Ce constat n’est pas une invitation à arrêter. Interrompre seul un traitement bien toléré revient à échanger un inconfort contre un autre, souvent plus lourd. Le bon réflexe consiste à en parler au prescripteur, qui dispose de plusieurs leviers : décaler la prise, ajuster la dose, changer de forme galénique, déplacer le repas principal à une heure où l’appétit revient.

La baisse d’appétit mérite une attention particulière, parce qu’elle fait chuter les apports en fibres et en eau. Moins de volume dans l’assiette, c’est moins de matière dans l’intestin, donc un transit qui ralentit. Le problème digestif naît alors du repas manqué autant que de la molécule. Les recommandations de la Haute Autorité de santé publiées en septembre 2024 insistent d’ailleurs sur le suivi de l’appétit et de la croissance.

Quand il faut en parler à un médecin

Certains signes imposent de ne pas attendre : du sang dans les selles, une perte de poids non voulue, des douleurs qui réveillent la nuit, une fièvre, une fatigue inhabituelle. Ces signaux ne relèvent jamais de la constipation fonctionnelle et justifient une consultation rapide, TDAH ou pas.

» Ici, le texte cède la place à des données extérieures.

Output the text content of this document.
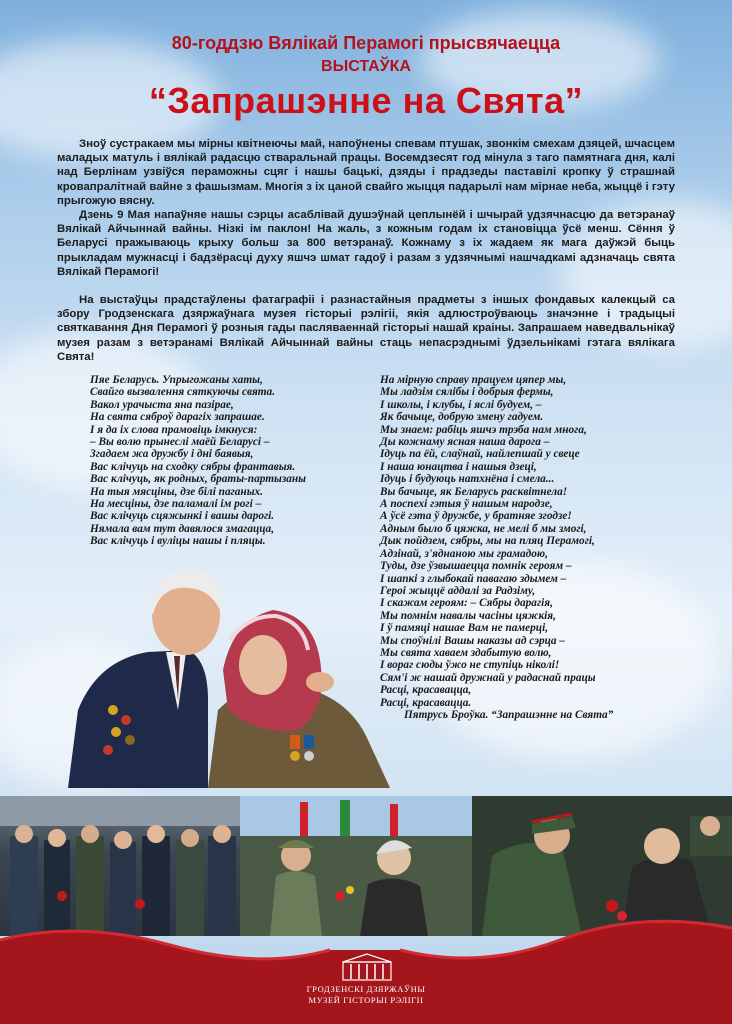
80-годдзю Вялікай Перамогі прысвячаецца
ВЫСТАЎКА
“Запрашэнне на Свята”

Зноў сустракаем мы мірны квітнеючы май, напоўнены спевам птушак, звонкім смехам дзяцей, шчасцем маладых матуль і вялікай радасцю стваральнай працы. Восемдзесят год мінула з таго памятнага дня, калі над Берлінам узвіўся пераможны сцяг і нашы бацькі, дзяды і прадзеды паставілі кропку ў страшнай кровапралітнай вайне з фашызмам. Многія з іх цаной свайго жыцця падарылі нам мірнае неба, жыццё і гэту прыгожую вясну.

Дзень 9 Мая напаўняе нашы сэрцы асаблівай душэўнай цеплынёй і шчырай удзячнасцю да ветэранаў Вялікай Айчыннай вайны. Нізкі ім паклон! На жаль, з кожным годам іх становіцца ўсё менш. Сёння ў Беларусі пражываюць крыху больш за 800 ветэранаў. Кожнаму з іх жадаем як мага даўжэй быць прыкладам мужнасці і бадзёрасці духу яшчэ шмат гадоў і разам з удзячнымі нашчадкамі адзначаць свята Вялікай Перамогі!

На выстаўцы прадстаўлены фатаграфіі і разнастайныя прадметы з іншых фондавых калекцый са збору Гродзенскага дзяржаўнага музея гісторыі рэлігіі, якія адлюстроўваюць значэнне і традыцыі святкавання Дня Перамогі ў розныя гады пасляваеннай гісторыі нашай краіны. Запрашаем наведвальнікаў музея разам з ветэранамі Вялікай Айчыннай вайны стаць непасрэднымі ўдзельнікамі гэтага вялікага Свята!

Пяе Беларусь. Упрыгожаны хаты,
Свайго вызвалення сяткуючы свята.
Вакол урачыста яна пазірае,
На свята сяброў дарагіх запрашае.
І я да іх слова прамовіць імкнуся:
– Вы волю прынеслі маёй Беларусі –
Згадаем жа дружбу і дні баявыя,
Вас клічуць на сходку сябры франтавыя.
Вас клічуць, як родных, браты-партызаны
На тыя мясціны, дзе білі паганых.
На месціны, дзе паламалі ім рогі –
Вас клічуць сцяжынкі і вашы дарогі.
Нямала вам тут давялося змагацца,
Вас клічуць і вуліцы нашы і пляцы.
На мірную справу працуем цяпер мы,
Мы ладзім сялібы і добрыя фермы,
І школы, і клубы, і яслі будуем, –
Як бачыце, добрую змену гадуем.
Мы знаем: рабіць яшчэ трэба нам многа,
Ды кожнаму ясная наша дарога –
Ідуць па ёй, слаўнай, найлепшай у свеце
І наша юнацтва і нашыя дзеці,
Ідуць і будуюць натхнёна і смела...
Вы бачыце, як Беларусь расквітнела!
А поспехі гэтыя ў нашым народзе,
А ўсё гэта ў дружбе, у братняе згодзе!
Адным было б цяжка, не мелі б мы змогі,
Дык пойдзем, сябры, мы на пляц Перамогі,
Адзінай, з'яднаною мы грамадою,
Туды, дзе ўзвышаецца помнік героям –
І шапкі з глыбокай павагаю здымем –
Героі жыццё аддалі за Радзіму,
І скажам героям: – Сябры дарагія,
Мы помнім навалы часіны цяжкія,
І ў памяці нашае Вам не памерці,
Мы споўнілі Вашы наказы ад сэрца –
Мы свята хаваем здабытую волю,
І вораг сюды ўжо не ступіць ніколі!
Сям'і ж нашай дружнай у радаснай працы
Расці, красавацца,
Расці, красавацца.
Пятрусь Броўка. “Запрашэнне на Свята”
ГРОДЗЕНСКІ ДЗЯРЖАЎНЫ
МУЗЕЙ ГІСТОРЫІ РЭЛІГІІ
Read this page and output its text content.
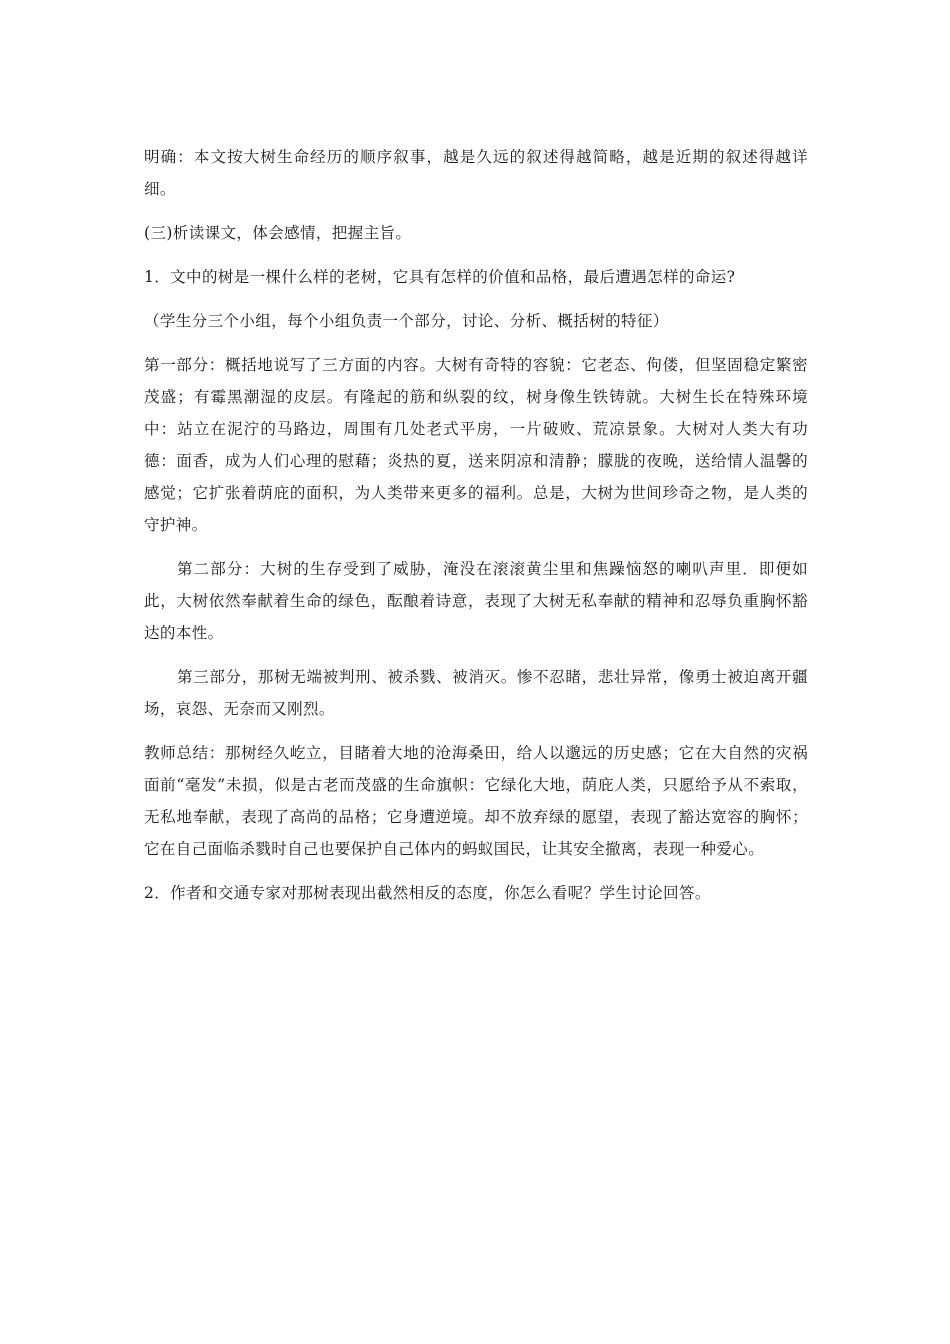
明确：本文按大树生命经历的顺序叙事，越是久远的叙述得越简略，越是近期的叙述得越详细。

(三)析读课文，体会感情，把握主旨。

1．文中的树是一棵什么样的老树，它具有怎样的价值和品格，最后遭遇怎样的命运?

（学生分三个小组，每个小组负责一个部分，讨论、分析、概括树的特征）

第一部分：概括地说写了三方面的内容。大树有奇特的容貌：它老态、佝偻，但坚固稳定繁密茂盛；有霉黑潮湿的皮层。有隆起的筋和纵裂的纹，树身像生铁铸就。大树生长在特殊环境中：站立在泥泞的马路边，周围有几处老式平房，一片破败、荒凉景象。大树对人类大有功德：面香，成为人们心理的慰藉；炎热的夏，送来阴凉和清静；朦胧的夜晚，送给情人温馨的感觉；它扩张着荫庇的面积，为人类带来更多的福利。总是，大树为世间珍奇之物，是人类的守护神。

第二部分：大树的生存受到了威胁，淹没在滚滚黄尘里和焦躁恼怒的喇叭声里．即便如此，大树依然奉献着生命的绿色，酝酿着诗意，表现了大树无私奉献的精神和忍辱负重胸怀豁达的本性。

第三部分，那树无端被判刑、被杀戮、被消灭。惨不忍睹，悲壮异常，像勇士被迫离开疆场，哀怨、无奈而又刚烈。

教师总结：那树经久屹立，目睹着大地的沧海桑田，给人以邈远的历史感；它在大自然的灾祸面前“毫发”未损，似是古老而茂盛的生命旗帜：它绿化大地，荫庇人类，只愿给予从不索取，无私地奉献，表现了高尚的品格；它身遭逆境。却不放弃绿的愿望，表现了豁达宽容的胸怀；它在自己面临杀戮时自己也要保护自己体内的蚂蚁国民，让其安全撤离，表现一种爱心。

2．作者和交通专家对那树表现出截然相反的态度，你怎么看呢？学生讨论回答。
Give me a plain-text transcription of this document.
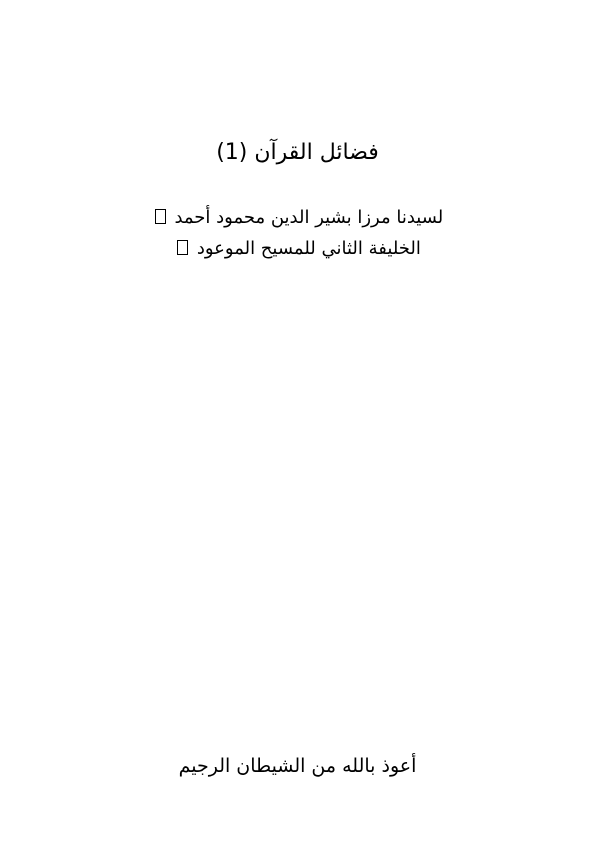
فضائل القرآن (1)
لسيدنا مرزا بشير الدين محمود أحمد
الخليفة الثاني للمسيح الموعود
أعوذ بالله من الشيطان الرجيم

En dehors de ces situations, un inconfort digestif qui dure plus de trois semaines mérite d’être exposé au médecin traitant. Un diététicien ou un gastro-entérologue prend le relais quand le tableau se complique, et identifier les aliments qui apaisent un intestin sensible demande un travail plus fin qu’une liste trouvée en ligne. Les auteurs recommandent aux soignants d’interroger le transit de leurs patients suivis pour un TDAH.

Ce qu’une consultation gagnerait à regarder

Le mérite de ce travail tient moins à ses chiffres qu’à ce qu’il déplace : un trouble de l’attention cesse d’être une affaire strictement cérébrale pour devenir une histoire de corps entier. La consultation se concentre souvent sur l’attention et l’agitation, et le ventre reste hors du cadre.

Les questions laissées ouvertes par ces 1,9 million de dossiers sont nombreuses, à commencer par la part qui revient à la biologie, aux médicaments et aux habitudes de vie. Chacune appelle des travaux que personne n’a encore menés. Nommer un symptôme digestif en consultation coûte une phrase, et vaut souvent des mois de tâtonnement en moins.